News and Opinion from Sisters, Oregon
Ted Goodwin, who spends his summers in Sisters, told a Central Oregon reporter last week: "You just have to hunker down, like a jackass in a hailstorm, and let this thing happen."
That was vintage Goodwin; he's still part cowboy. He was talking about his role in the Ninth U.S. Circuit Court of Appeals decision declaring the phrase "under God" in the Pledge of Allegiance unconstitutional. Well, not quite. But that's how it was perceived.
In truth, Goodwin has been outhunkered by members of Congress, the President and virtually all other U.S. politicians, who are desperately afraid of appearing less than 110 percent patriotic in the post-September 11 political atmosphere. When the Pledge decision was announced, Republicans and Democrats engaged in competitive denunciations of the court.
I have an advantage over these critics. Unlike most of them, I have actually read the opinion that Goodwin wrote in support of the Pledge decision, all 22 pages of it. I have even read the short opinion by Ferdinand Fernandez, the dissenter on the three-member panel.
Moreover, I have followed Goodwin's judicial career since he was appointed to the Lane County circuit bench in 1960. He rose quickly through the state and federal chairs and in his prime was widely considered a good candidate for appointment to the Supreme Court. To paraphrase Lloyd Bentsen, I know Ted Goodwin and he is no jackass.

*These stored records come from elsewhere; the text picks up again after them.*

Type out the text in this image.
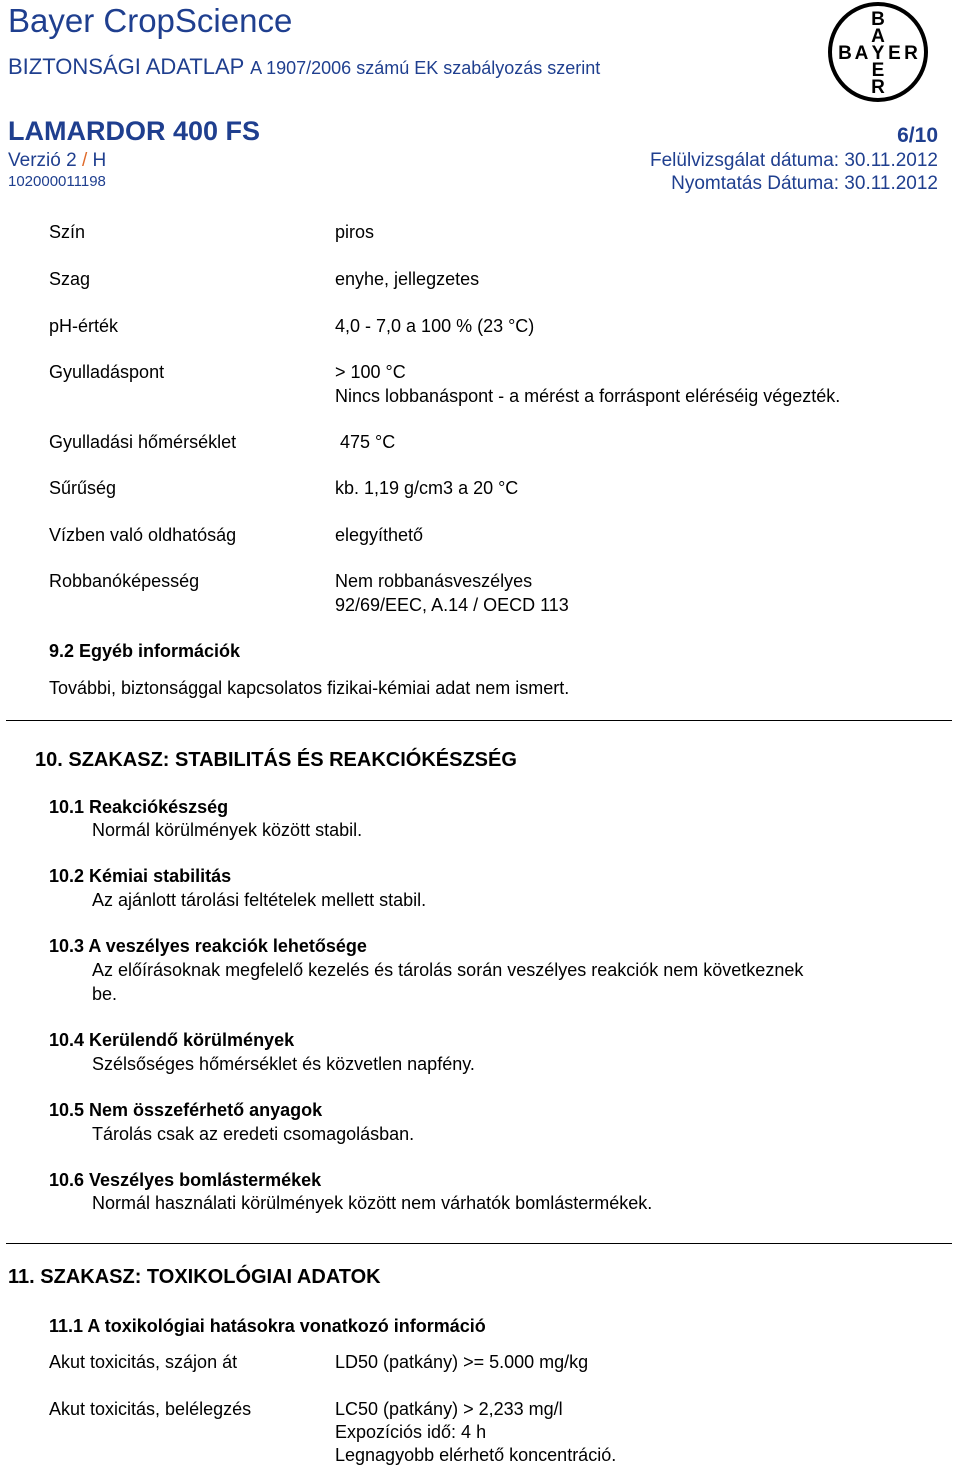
Bayer CropScience
BIZTONSÁGI ADATLAP A 1907/2006 számú EK szabályozás szerint
LAMARDOR 400 FS	6/10
Verzió 2 / H	Felülvizsgálat dátuma: 30.11.2012
102000011198	Nyomtatás Dátuma: 30.11.2012
B
A
B A Y E R
E
R
Szín	piros
Szag	enyhe, jellegzetes
pH-érték	4,0 - 7,0 a 100 % (23 °C)
Gyulladáspont	> 100 °C
Nincs lobbanáspont - a mérést a forráspont eléréséig végezték.
Gyulladási hőmérséklet	475 °C
Sűrűség	kb. 1,19 g/cm3 a 20 °C
Vízben való oldhatóság	elegyíthető
Robbanóképesség	Nem robbanásveszélyes
92/69/EEC, A.14 / OECD 113
9.2 Egyéb információk
További, biztonsággal kapcsolatos fizikai-kémiai adat nem ismert.
10. SZAKASZ: STABILITÁS ÉS REAKCIÓKÉSZSÉG
10.1 Reakciókészség
Normál körülmények között stabil.
10.2 Kémiai stabilitás
Az ajánlott tárolási feltételek mellett stabil.
10.3 A veszélyes reakciók lehetősége
Az előírásoknak megfelelő kezelés és tárolás során veszélyes reakciók nem következnek
be.
10.4 Kerülendő körülmények
Szélsőséges hőmérséklet és közvetlen napfény.
10.5 Nem összeférhető anyagok
Tárolás csak az eredeti csomagolásban.
10.6 Veszélyes bomlástermékek
Normál használati körülmények között nem várhatók bomlástermékek.
11. SZAKASZ: TOXIKOLÓGIAI ADATOK
11.1 A toxikológiai hatásokra vonatkozó információ
Akut toxicitás, szájon át	LD50 (patkány) >= 5.000 mg/kg
Akut toxicitás, belélegzés	LC50 (patkány) > 2,233 mg/l
Expozíciós idő: 4 h
Legnagyobb elérhető koncentráció.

But what about that decision? Was it totally deluded, mistaking something trivial for something dangerous? Not in my view. It strikes me as a rational and responsible analysis worthy of the attention of the nation's highest court, which has never directly confronted the basic question.
Luckily for his readers, whether judges or cowboys, Goodwin is literate. He writes clearly and concisely. This talent, not widely distributed across the judicial species, has often been attributed (by journalists) to his journalistic beginnings. He has a journalism degree from the University of Oregon and for a while worked on the news staff of The Register-Guard in Eugene.

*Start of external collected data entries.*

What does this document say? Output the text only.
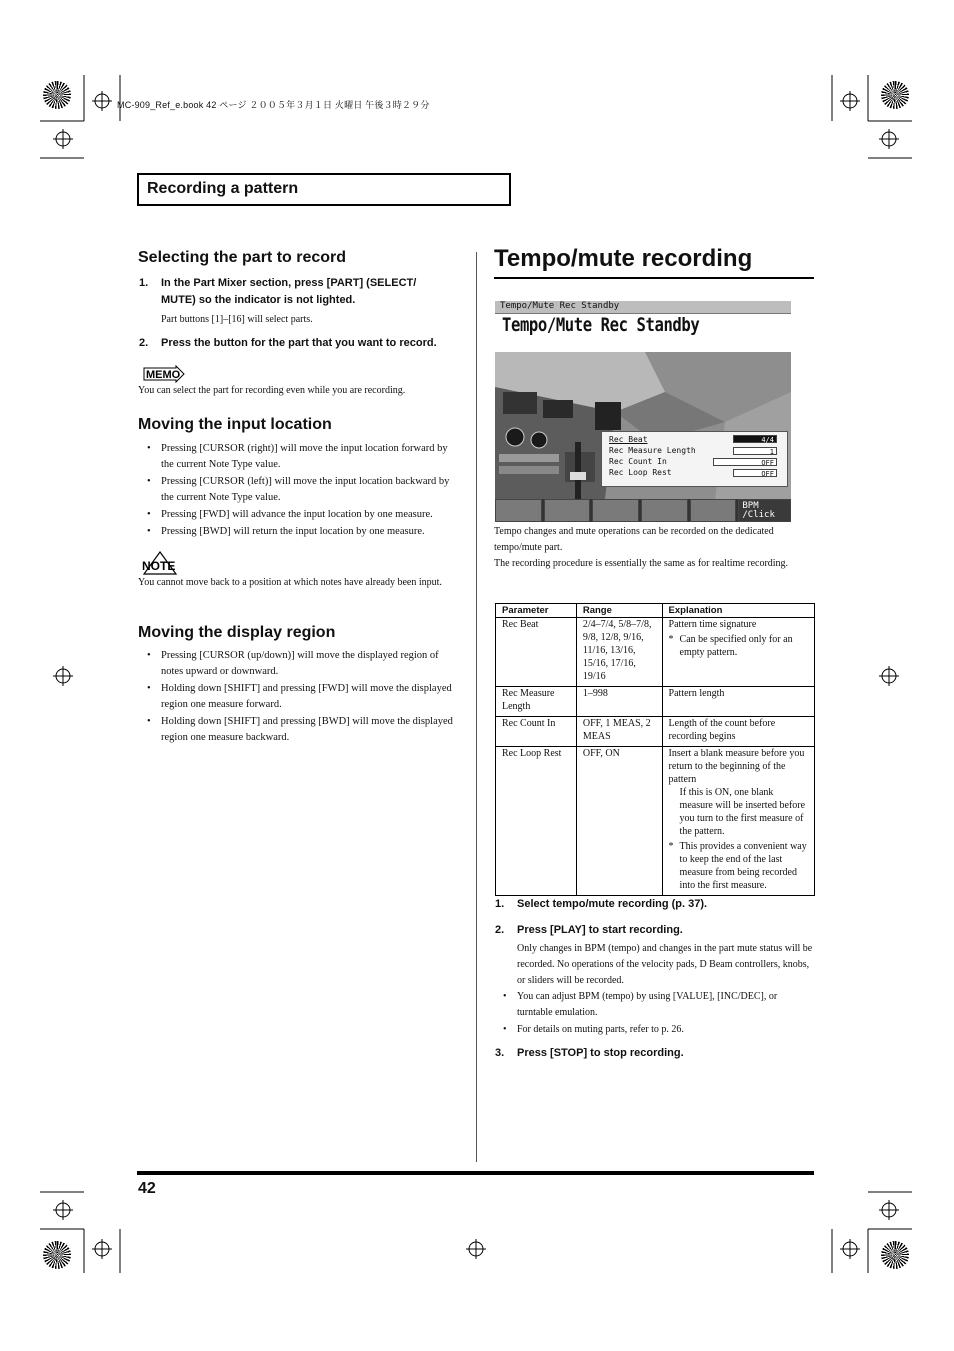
MC-909_Ref_e.book 42 ページ ２００５年３月１日 火曜日 午後３時２９分
Recording a pattern
Selecting the part to record
1. In the Part Mixer section, press [PART] (SELECT/ MUTE) so the indicator is not lighted.
Part buttons [1]–[16] will select parts.
2. Press the button for the part that you want to record.
MEMO
You can select the part for recording even while you are recording.
Moving the input location
• Pressing [CURSOR (right)] will move the input location forward by the current Note Type value.
• Pressing [CURSOR (left)] will move the input location backward by the current Note Type value.
• Pressing [FWD] will advance the input location by one measure.
• Pressing [BWD] will return the input location by one measure.
NOTE
You cannot move back to a position at which notes have already been input.
Moving the display region
• Pressing [CURSOR (up/down)] will move the displayed region of notes upward or downward.
• Holding down [SHIFT] and pressing [FWD] will move the displayed region one measure forward.
• Holding down [SHIFT] and pressing [BWD] will move the displayed region one measure backward.
Tempo/mute recording
Tempo/Mute Rec Standby
Tempo/Mute Rec Standby
Rec Beat	4/4
Rec Measure Length	1
Rec Count In	OFF
Rec Loop Rest	OFF
BPM
/Click
Tempo changes and mute operations can be recorded on the dedicated tempo/mute part.
The recording procedure is essentially the same as for realtime recording.
Parameter	Range	Explanation
Rec Beat	2/4–7/4, 5/8–7/8, 9/8, 12/8, 9/16, 11/16, 13/16, 15/16, 17/16, 19/16	Pattern time signature
* Can be specified only for an empty pattern.

Rec Measure Length	1–998	Pattern length
Rec Count In	OFF, 1 MEAS, 2 MEAS	Length of the count before recording begins
Rec Loop Rest	OFF, ON	Insert a blank measure before you return to the beginning of the pattern
If this is ON, one blank measure will be inserted before you turn to the first measure of the pattern.
* This provides a convenient way to keep the end of the last measure from being recorded into the first measure.
1. Select tempo/mute recording (p. 37).
2. Press [PLAY] to start recording.
Only changes in BPM (tempo) and changes in the part mute status will be recorded. No operations of the velocity pads, D Beam controllers, knobs, or sliders will be recorded.
• You can adjust BPM (tempo) by using [VALUE], [INC/DEC], or turntable emulation.
• For details on muting parts, refer to p. 26.
3. Press [STOP] to stop recording.
42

His approach to the issues in the Newdow case (the plaintiff was Michael Newdow) is direct and methodical. Newdow essentially attacked two combined government actions: the 1954 congressional addition of the words "under God" to the Pledge of Allegiance, and a California statute that requires all public schools to begin each school day with "appropriate patriotic exercises." The law says that "the giving of the Pledge of Allegiance...shall satisfy" this requirement. Hint, hint.
Thus, the public school that Newdow's fourth-grade daughter attends in Sacramento requires each class to recite the Pledge every school day. As an athetist, Newdow objects to this state indoctrination in monotheism. While his daughter and others whose parents object are not required to say the Pledge, Newdow claims that she is still injured because of being compelled to "watch and listen as her state-employed teacher in her state-run school leads her classmates in a ritual proclaiming that there is a God, and that ours is 'one nation under God.'"

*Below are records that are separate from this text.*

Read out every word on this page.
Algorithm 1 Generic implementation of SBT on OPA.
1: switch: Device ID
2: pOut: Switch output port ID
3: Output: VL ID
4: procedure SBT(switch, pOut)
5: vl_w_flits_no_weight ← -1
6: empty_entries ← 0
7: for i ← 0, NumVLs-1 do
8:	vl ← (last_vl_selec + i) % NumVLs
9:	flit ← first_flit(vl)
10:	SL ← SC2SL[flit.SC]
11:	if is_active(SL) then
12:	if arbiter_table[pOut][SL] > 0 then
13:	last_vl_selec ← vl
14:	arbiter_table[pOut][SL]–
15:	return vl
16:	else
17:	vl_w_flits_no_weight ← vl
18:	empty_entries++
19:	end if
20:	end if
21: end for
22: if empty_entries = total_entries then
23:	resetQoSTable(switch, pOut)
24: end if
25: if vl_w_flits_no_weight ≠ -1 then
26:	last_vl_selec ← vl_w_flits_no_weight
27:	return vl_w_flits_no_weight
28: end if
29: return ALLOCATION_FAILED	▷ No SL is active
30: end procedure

The Establishment Clause of the First Amendment says "Congress shall make no law respecting an establishment of religion." This has been interpreted to mean that government must steer clear of endorsing or promoting religion in any overt way.
During the past three decades, the Supreme Court has developed three major tests to analyze alleged violations of the Establishment Clause, one of which itself has three "prongs." Goodwin measured the "under God" phrasing of the Pledge and California's recitation requirement against these tests and determined that they fail all three. Whatever else may be said about him, he clearly did not arrive at his conclusions capriciously or arbitrarily.
Goodwin concluded, "...we hold that (1) the 1954 Act adding the words "under God" to the Pledge, and (2) EGUSD's (Elk Grove Unified School District) policy and practice of teacher-led recitation of the Pledge, with the added words included, violate the Establishment Clause."
My own reservation stems from the fact that the decision inherently depends upon two government actions working together. The combined actions do produce an untenable result. They put government in the position of telling impressionable kids: "You better believe in God because in this country we all do."
This effect was not accidental; it was contemplated by the authors of the federal Act. As Goodwin notes, President Eisenhower said during the Act's signing ceremony: "From this day forward, the millions of our school children will daily proclaim in every city and town, every village and rural school house, the dedication of our Nation and our people to the Almighty."
I don't know how many states follow California's example in making recitation of the Pledge a daily ritual. Not Oregon. But what if those policies, wherever they exist, were repealed? Would the 1954 congressional action, a reaction to the spread of "atheistic communism," by itself violate the Establishment Clause? On that issue I might side with those who contend that the phrase "under God" in the Pledge is a form of petty but harmless religiosity -- irritating to those of us who want religion and government to stay on their own sides of a mutually beneficial fence, but not worth Supreme Court invalidation.
But that scenario is hypothetical. Today's reality is that official policies compelling recitation of the Pledge exist, including the one in California that provided the basis for the Goodwin panel's decision.
Don Robinson of Sisters is a retired editorial page editor of The Register-Guard in Eugene. He is The Nugget's proofreader.